Aurora High School took first place in the event, Princeton took second and Russellville High School took third.
Judging horses at the Stephens College stables
After the horse-judging event, four girls from Malta Bend High School waited for their bus in front of the stables. The girls wore matching bright purple button-down shirts, brown belts and brown cowboy boots.
They had been preparing all year for this event. The group earned a No. 1 rank coming into the competition after winning first place at districts. In order to keep up their game, they practiced at various contests, took exams online and visited local horse breeders to understand the reasoning behind giving horses certain scores.

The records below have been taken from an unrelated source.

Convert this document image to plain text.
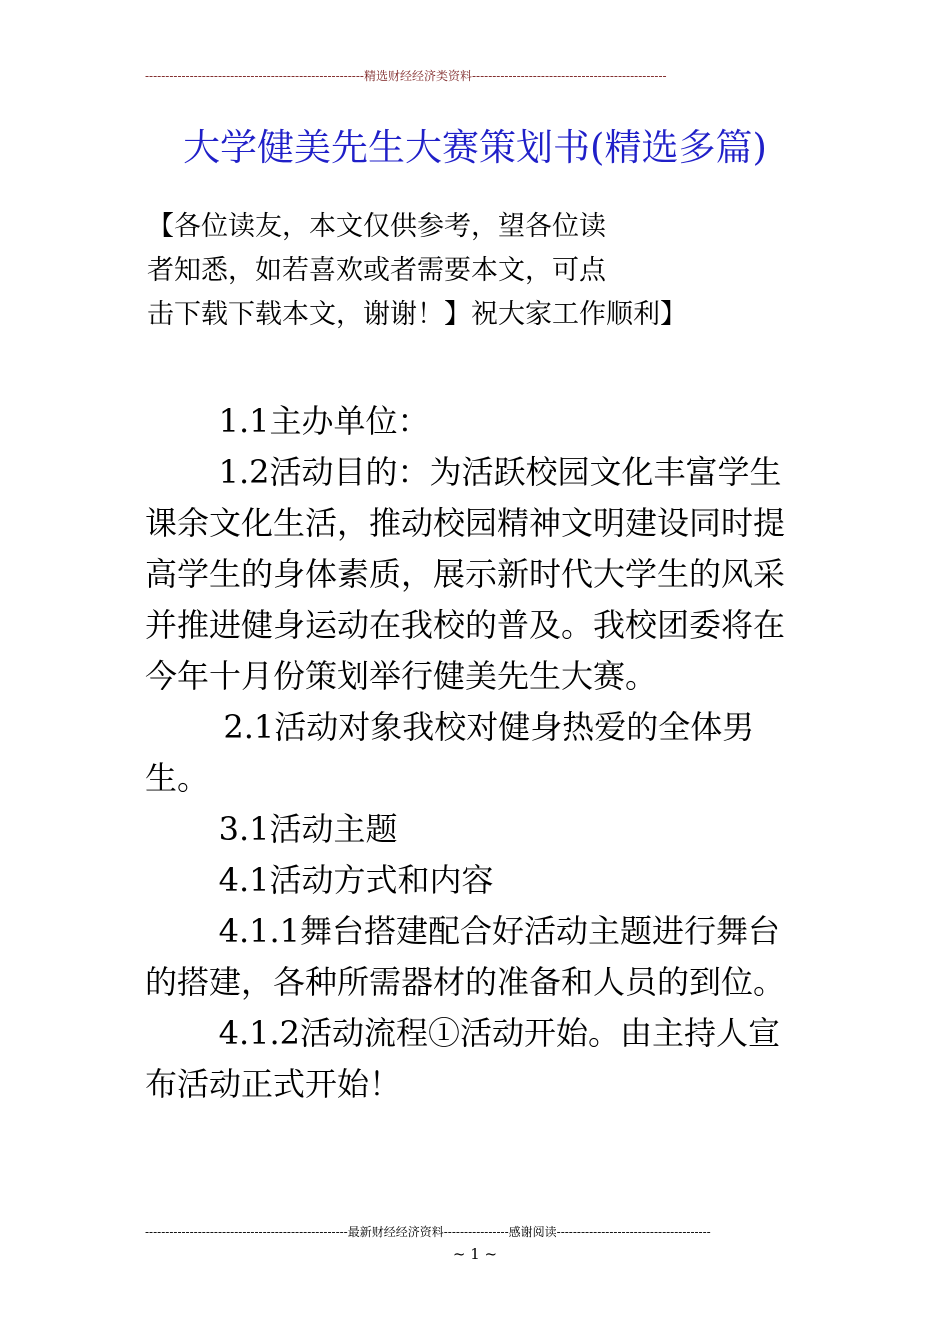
------------------------------------------------------精选财经经济类资料------------------------------------------------
大学健美先生大赛策划书(精选多篇)
【各位读友，本文仅供参考，望各位读
者知悉，如若喜欢或者需要本文，可点
击下载下载本文，谢谢！】祝大家工作顺利】

1.1主办单位：

1.2活动目的：为活跃校园文化丰富学生课余文化生活，推动校园精神文明建设同时提高学生的身体素质，展示新时代大学生的风采并推进健身运动在我校的普及。我校团委将在今年十月份策划举行健美先生大赛。

2.1活动对象我校对健身热爱的全体男生。

3.1活动主题

4.1活动方式和内容

4.1.1舞台搭建配合好活动主题进行舞台的搭建，各种所需器材的准备和人员的到位。

4.1.2活动流程①活动开始。由主持人宣布活动正式开始！

--------------------------------------------------最新财经经济资料----------------感谢阅读--------------------------------------
~ 1 ~
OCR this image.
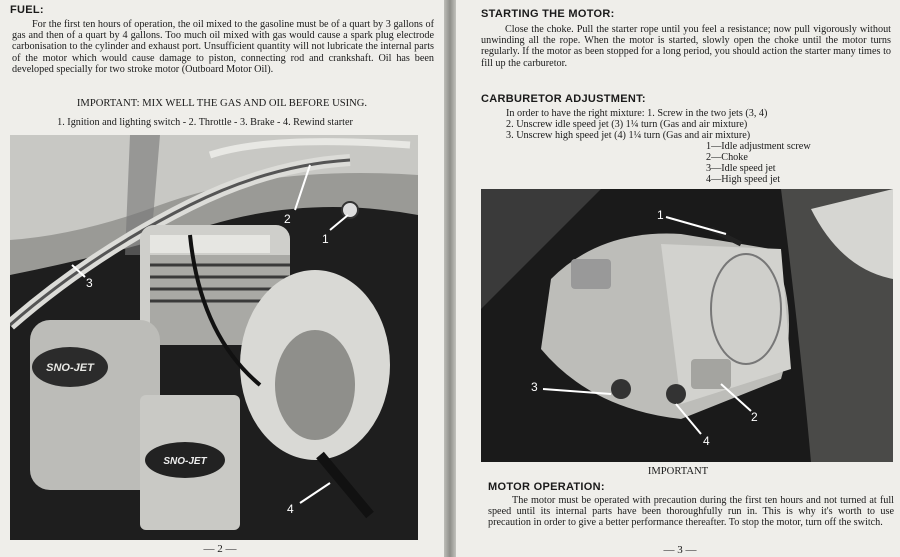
FUEL:
For the first ten hours of operation, the oil mixed to the gasoline must be of a quart by 3 gallons of gas and then of a quart by 4 gallons. Too much oil mixed with gas would cause a spark plug electrode carbonisation to the cylinder and exhaust port. Unsufficient quantity will not lubricate the internal parts of the motor which would cause damage to piston, connecting rod and crankshaft. Oil has been developed specially for two stroke motor (Outboard Motor Oil).
IMPORTANT: MIX WELL THE GAS AND OIL BEFORE USING.
1. Ignition and lighting switch - 2. Throttle - 3. Brake - 4. Rewind starter
SNO-JET
SNO-JET
2
1
3
4
— 2 —
STARTING THE MOTOR:
Close the choke. Pull the starter rope until you feel a resistance; now pull vigorously without unwinding all the rope. When the motor is started, slowly open the choke until the motor turns regularly. If the motor as been stopped for a long period, you should action the starter many times to fill up the carburetor.
CARBURETOR ADJUSTMENT:
In order to have the right mixture: 1. Screw in the two jets (3, 4)
2. Unscrew idle speed jet (3) 1¼ turn (Gas and air mixture)
3. Unscrew high speed jet (4) 1¼ turn (Gas and air mixture)
1—Idle adjustment screw
2—Choke
3—Idle speed jet
4—High speed jet
1
2
3
4
IMPORTANT
MOTOR OPERATION:
The motor must be operated with precaution during the first ten hours and not turned at full speed until its internal parts have been thoroughfully run in. This is why it's worth to use precaution in order to give a better performance thereafter. To stop the motor, turn off the switch.
— 3 —
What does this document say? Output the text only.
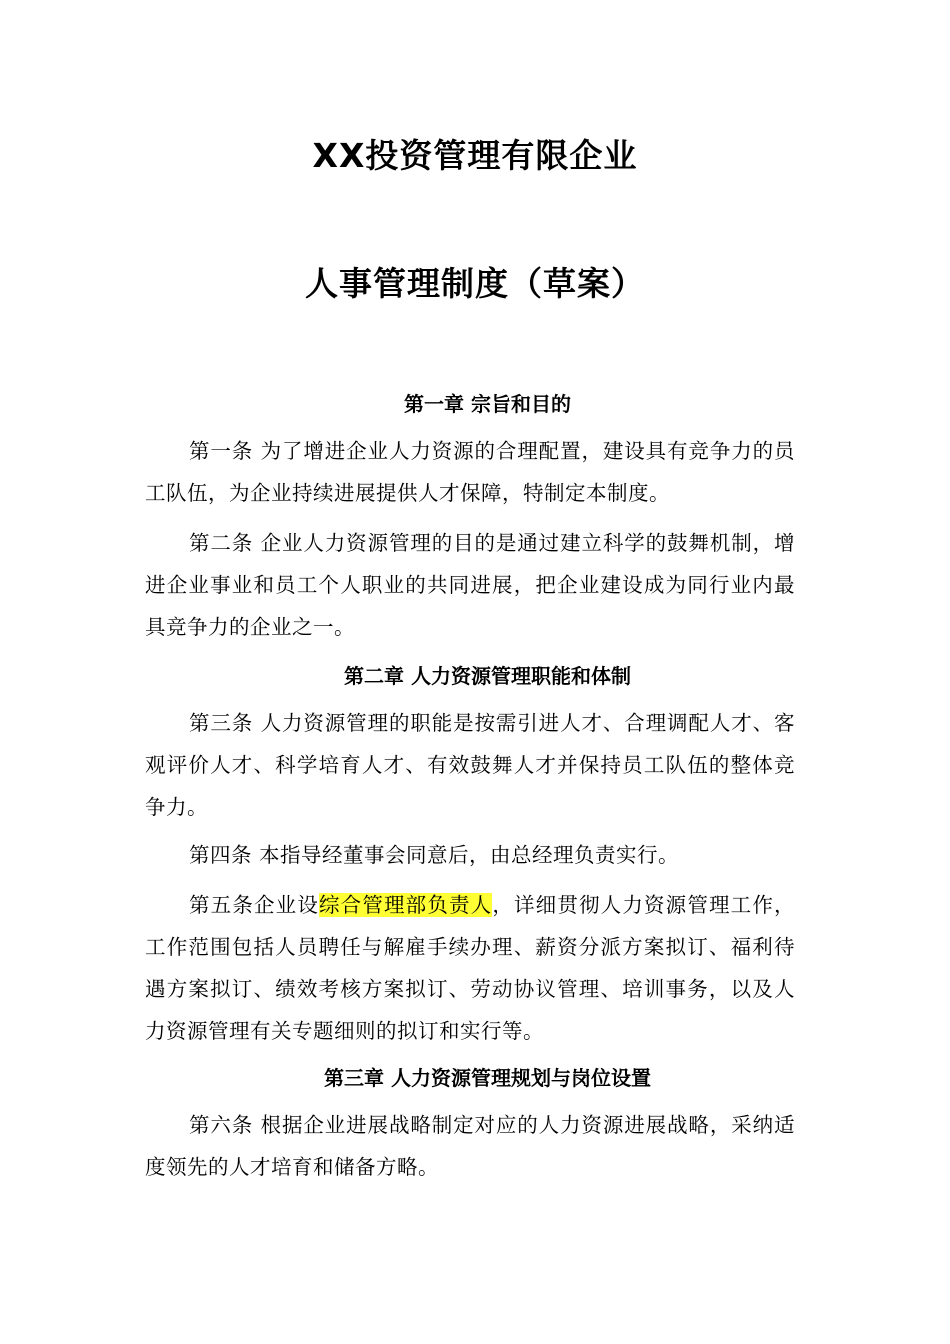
XX投资管理有限企业
人事管理制度（草案）
第一章 宗旨和目的
第一条 为了增进企业人力资源的合理配置，建设具有竞争力的员工队伍，为企业持续进展提供人才保障，特制定本制度。
第二条 企业人力资源管理的目的是通过建立科学的鼓舞机制，增进企业事业和员工个人职业的共同进展，把企业建设成为同行业内最具竞争力的企业之一。
第二章 人力资源管理职能和体制
第三条 人力资源管理的职能是按需引进人才、合理调配人才、客观评价人才、科学培育人才、有效鼓舞人才并保持员工队伍的整体竞争力。
第四条 本指导经董事会同意后，由总经理负责实行。
第五条企业设综合管理部负责人，详细贯彻人力资源管理工作，工作范围包括人员聘任与解雇手续办理、薪资分派方案拟订、福利待遇方案拟订、绩效考核方案拟订、劳动协议管理、培训事务，以及人力资源管理有关专题细则的拟订和实行等。
第三章 人力资源管理规划与岗位设置
第六条 根据企业进展战略制定对应的人力资源进展战略，采纳适度领先的人才培育和储备方略。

But all their hard work doesn’t guarantee anything. Princeton High School took first place and Malta Bend took fourth.
“We always underestimate ourselves, but then we do pretty good,” said Bristol Rigby, a senior in the group.
“Hopefully if we think we did bad, we’ll come out on top,” junior friend, teammate and eighth-place winner Dawn Gorrell replied.
“Hopefully the judges had mercy on us today," Rigby said, laughing. "We were all a little nervous because it’s states.”
Another competitor, Ashley Holt, a junior at Ozark High School, said she had never been asked many of the questions on the 50-question exam about horse anatomy and health.
“My teacher told us that if it was hard for us, it was hard for everyone, since we made it through districts pretty easily,” she said.
After the exam, students judged horses based on their performance in two types of patterns the horses had to follow. The students, like those in the livestock-judging event, had to give their reasons for the scores they gave in a formal speech.
“It’s intense," said Kristy Tiesing, the event's student superintendent. "They are all pretty into it. Honestly, Missouri takes FFA to a different level than most states do.”
Holt said she wasn’t too worried about giving her reasons, even though she wasn’t prepared for one of the patterns the horses used in performance. “I’m normally pretty good at giving reasons. I just got up there and did what I had to do,” Holt said.
Jessie Gorrell, a freshman at Malta Bend High School, said her heart was pounding and that she had butterflies and was shaking. “It’s aging me,” she said, laughing.
Poultry judging at Hearne’s Center Field House
The poultry-judging event was silent.
Behind closed curtains with signs telling people to keep quiet, students took a test over various poultry subjects.
After the test, students judged plucked chickens without heads or feet hanging from racks, chicken nuggets, chicken tenders, patties, wings and other processed poultry. Eight live chickens were caged in the back for students to survey as well. Behind another set of curtains, students defended the scores they gave.
East Newton (Granby) High School took first place. Paris High School won second and Wheaton took third.